Best video I've seen of a track refurbishment... http://www.youtube.com/user/raimcam...FE8nmKpmXY


----------



## general1861 (Jan 22, 2010)

That is really cool!! can ya get that in G-scale to lay track..







Travis


----------



## Mike Reilley (Jan 2, 2008)

I've now watched that video about three times...and it's amazing how many times those machines lift and move that rail...both hooked to the ties and disconnected from the ties. The ballast tamping machine near the end must be doing something to level the rails...cause it literally picks em up...ties and all...and packs rock underneath. Does anyone know????

Amazing stuff...strong too. You'd never guess how stiff that rail is from watching that video. Love watching machines work...


----------



## John J (Dec 29, 2007)

I seen it sitting on a siding up in Flagstaff last summer. It is a very impressive machine standing still. I think I remember two GPS type sensors on poles attached to it. 
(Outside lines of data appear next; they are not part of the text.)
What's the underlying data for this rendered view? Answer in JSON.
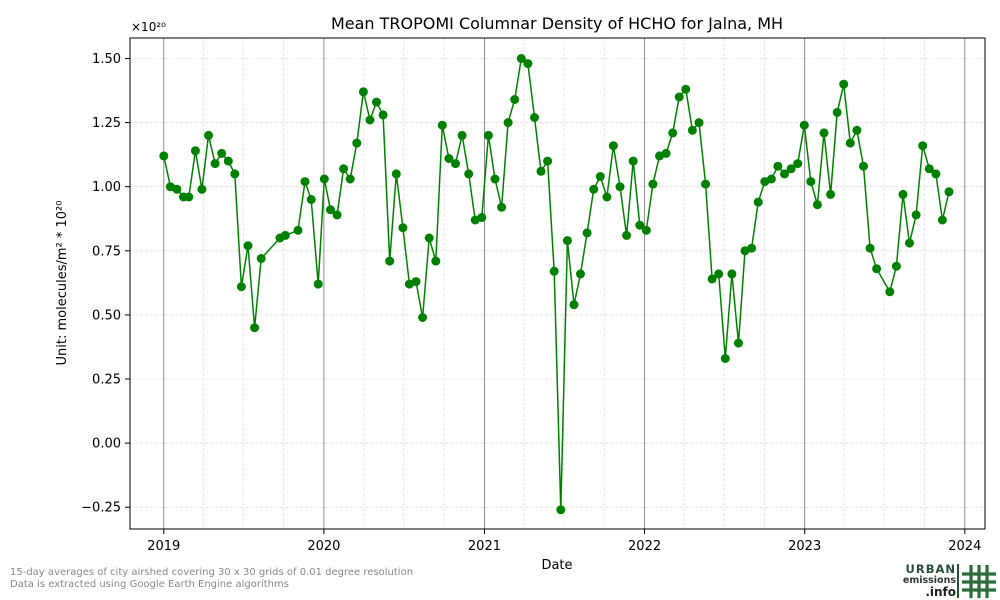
{
  "chart_data": {
    "type": "line",
    "title": "Mean TROPOMI Columnar Density of HCHO for Jalna, MH",
    "xlabel": "Date",
    "ylabel": "Unit: molecules/m² * 10²⁰",
    "y_offset_label": "×10²⁰",
    "x_tick_labels": [
      "2019",
      "2020",
      "2021",
      "2022",
      "2023",
      "2024"
    ],
    "y_tick_labels": [
      "−0.25",
      "0.00",
      "0.25",
      "0.50",
      "0.75",
      "1.00",
      "1.25",
      "1.50"
    ],
    "y_ticks": [
      -0.25,
      0,
      0.25,
      0.5,
      0.75,
      1.0,
      1.25,
      1.5
    ],
    "xlim": [
      "2018-10-16",
      "2024-02-16"
    ],
    "ylim": [
      -0.335,
      1.58
    ],
    "grid": true,
    "colors": {
      "series": "#008000",
      "year_lines": "#808080",
      "grid": "#d3d3d3"
    },
    "series": [
      {
        "points": [
          [
            "2019-01-01",
            1.12
          ],
          [
            "2019-01-16",
            1.0
          ],
          [
            "2019-01-31",
            0.99
          ],
          [
            "2019-02-15",
            0.96
          ],
          [
            "2019-02-27",
            0.96
          ],
          [
            "2019-03-14",
            1.14
          ],
          [
            "2019-03-29",
            0.99
          ],
          [
            "2019-04-13",
            1.2
          ],
          [
            "2019-04-28",
            1.09
          ],
          [
            "2019-05-13",
            1.13
          ],
          [
            "2019-05-28",
            1.1
          ],
          [
            "2019-06-12",
            1.05
          ],
          [
            "2019-06-27",
            0.61
          ],
          [
            "2019-07-12",
            0.77
          ],
          [
            "2019-07-27",
            0.45
          ],
          [
            "2019-08-11",
            0.72
          ],
          [
            "2019-09-23",
            0.8
          ],
          [
            "2019-10-05",
            0.81
          ],
          [
            "2019-11-03",
            0.83
          ],
          [
            "2019-11-19",
            1.02
          ],
          [
            "2019-12-03",
            0.95
          ],
          [
            "2019-12-19",
            0.62
          ],
          [
            "2020-01-02",
            1.03
          ],
          [
            "2020-01-16",
            0.91
          ],
          [
            "2020-01-31",
            0.89
          ],
          [
            "2020-02-15",
            1.07
          ],
          [
            "2020-03-01",
            1.03
          ],
          [
            "2020-03-16",
            1.17
          ],
          [
            "2020-03-31",
            1.37
          ],
          [
            "2020-04-15",
            1.26
          ],
          [
            "2020-04-30",
            1.33
          ],
          [
            "2020-05-15",
            1.28
          ],
          [
            "2020-05-30",
            0.71
          ],
          [
            "2020-06-14",
            1.05
          ],
          [
            "2020-06-29",
            0.84
          ],
          [
            "2020-07-14",
            0.62
          ],
          [
            "2020-07-29",
            0.63
          ],
          [
            "2020-08-13",
            0.49
          ],
          [
            "2020-08-28",
            0.8
          ],
          [
            "2020-09-12",
            0.71
          ],
          [
            "2020-09-27",
            1.24
          ],
          [
            "2020-10-12",
            1.11
          ],
          [
            "2020-10-27",
            1.09
          ],
          [
            "2020-11-11",
            1.2
          ],
          [
            "2020-11-26",
            1.05
          ],
          [
            "2020-12-11",
            0.87
          ],
          [
            "2020-12-26",
            0.88
          ],
          [
            "2021-01-10",
            1.2
          ],
          [
            "2021-01-25",
            1.03
          ],
          [
            "2021-02-09",
            0.92
          ],
          [
            "2021-02-24",
            1.25
          ],
          [
            "2021-03-11",
            1.34
          ],
          [
            "2021-03-26",
            1.5
          ],
          [
            "2021-04-10",
            1.48
          ],
          [
            "2021-04-25",
            1.27
          ],
          [
            "2021-05-10",
            1.06
          ],
          [
            "2021-05-25",
            1.1
          ],
          [
            "2021-06-09",
            0.67
          ],
          [
            "2021-06-24",
            -0.26
          ],
          [
            "2021-07-09",
            0.79
          ],
          [
            "2021-07-24",
            0.54
          ],
          [
            "2021-08-08",
            0.66
          ],
          [
            "2021-08-23",
            0.82
          ],
          [
            "2021-09-07",
            0.99
          ],
          [
            "2021-09-22",
            1.04
          ],
          [
            "2021-10-07",
            0.96
          ],
          [
            "2021-10-22",
            1.16
          ],
          [
            "2021-11-06",
            1.0
          ],
          [
            "2021-11-21",
            0.81
          ],
          [
            "2021-12-06",
            1.1
          ],
          [
            "2021-12-21",
            0.85
          ],
          [
            "2022-01-05",
            0.83
          ],
          [
            "2022-01-20",
            1.01
          ],
          [
            "2022-02-04",
            1.12
          ],
          [
            "2022-02-19",
            1.13
          ],
          [
            "2022-03-06",
            1.21
          ],
          [
            "2022-03-21",
            1.35
          ],
          [
            "2022-04-05",
            1.38
          ],
          [
            "2022-04-20",
            1.22
          ],
          [
            "2022-05-05",
            1.25
          ],
          [
            "2022-05-20",
            1.01
          ],
          [
            "2022-06-04",
            0.64
          ],
          [
            "2022-06-19",
            0.66
          ],
          [
            "2022-07-04",
            0.33
          ],
          [
            "2022-07-19",
            0.66
          ],
          [
            "2022-08-03",
            0.39
          ],
          [
            "2022-08-18",
            0.75
          ],
          [
            "2022-09-02",
            0.76
          ],
          [
            "2022-09-17",
            0.94
          ],
          [
            "2022-10-02",
            1.02
          ],
          [
            "2022-10-17",
            1.03
          ],
          [
            "2022-11-01",
            1.08
          ],
          [
            "2022-11-16",
            1.05
          ],
          [
            "2022-12-01",
            1.07
          ],
          [
            "2022-12-16",
            1.09
          ],
          [
            "2022-12-31",
            1.24
          ],
          [
            "2023-01-15",
            1.02
          ],
          [
            "2023-01-30",
            0.93
          ],
          [
            "2023-02-14",
            1.21
          ],
          [
            "2023-03-01",
            0.97
          ],
          [
            "2023-03-16",
            1.29
          ],
          [
            "2023-03-31",
            1.4
          ],
          [
            "2023-04-15",
            1.17
          ],
          [
            "2023-04-30",
            1.22
          ],
          [
            "2023-05-15",
            1.08
          ],
          [
            "2023-05-30",
            0.76
          ],
          [
            "2023-06-14",
            0.68
          ],
          [
            "2023-07-14",
            0.59
          ],
          [
            "2023-07-29",
            0.69
          ],
          [
            "2023-08-13",
            0.97
          ],
          [
            "2023-08-28",
            0.78
          ],
          [
            "2023-09-12",
            0.89
          ],
          [
            "2023-09-27",
            1.16
          ],
          [
            "2023-10-12",
            1.07
          ],
          [
            "2023-10-27",
            1.05
          ],
          [
            "2023-11-11",
            0.87
          ],
          [
            "2023-11-26",
            0.98
          ]
        ]
      }
    ]
  },
  "footnote": {
    "line1": "15-day averages of city airshed covering 30 x 30 grids of 0.01 degree resolution",
    "line2": "Data is extracted using Google Earth Engine algorithms"
  },
  "logo": {
    "word1": "URBAN",
    "word2": "emissions",
    "word3": ".info"
  }
}
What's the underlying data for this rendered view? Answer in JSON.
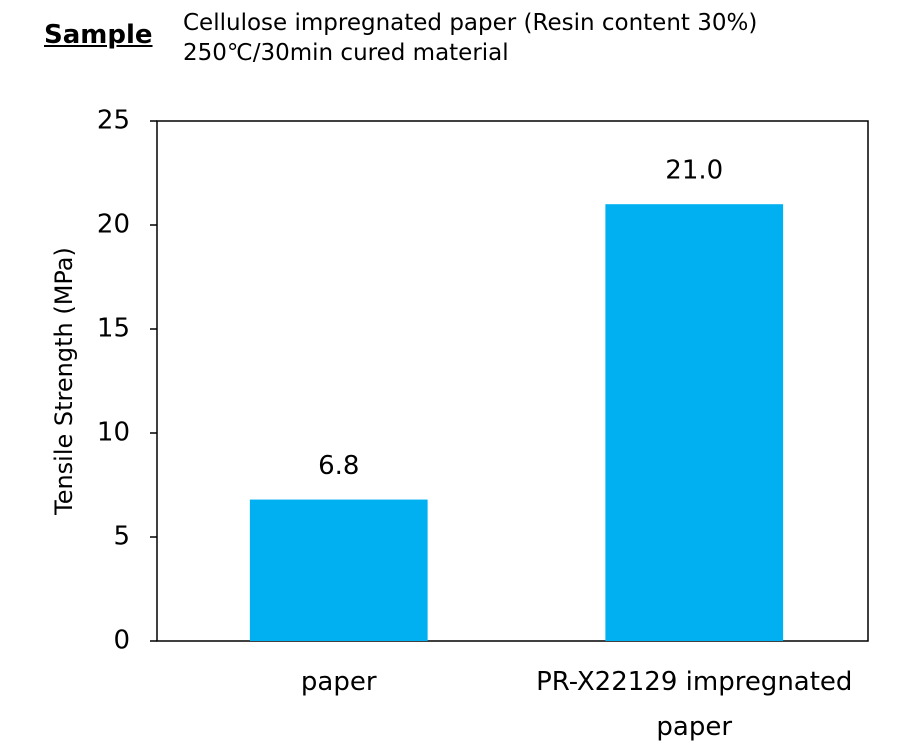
{
  "header": {
    "label": "Sample",
    "lines": [
      "Cellulose impregnated paper (Resin content 30%)",
      "250℃/30min cured material"
    ]
  },
  "chart_data": {
    "type": "bar",
    "ylabel": "Tensile Strength (MPa)",
    "categories": [
      "paper",
      "PR-X22129 impregnated paper"
    ],
    "values": [
      6.8,
      21.0
    ],
    "value_labels": [
      "6.8",
      "21.0"
    ],
    "color": "#00b0f0",
    "ylim": [
      0,
      25
    ],
    "yticks": [
      0,
      5,
      10,
      15,
      20,
      25
    ],
    "grid": false
  }
}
They are building two freeway exits here in Phoenix and the road graders have the GPS senors attached to the grader blade. 

JJ


----------



## aceinspp (Jan 2, 2008)

Wow even reruns on MLS. Great stuff. Later RJD


----------



## Mike Reilley (Jan 2, 2008)

Could be a rerun....but I think this is a different video than was posted before. Don't know for sure...and sorry if it was a rerun.


----------



## Nutz-n-Bolts (Aug 12, 2010)

Ha Mike,

Please no appologies ! That was great







even if it was a rerun I'm sure there are tons of new members (like me) who will get to see it because of your post. Thanks!


----------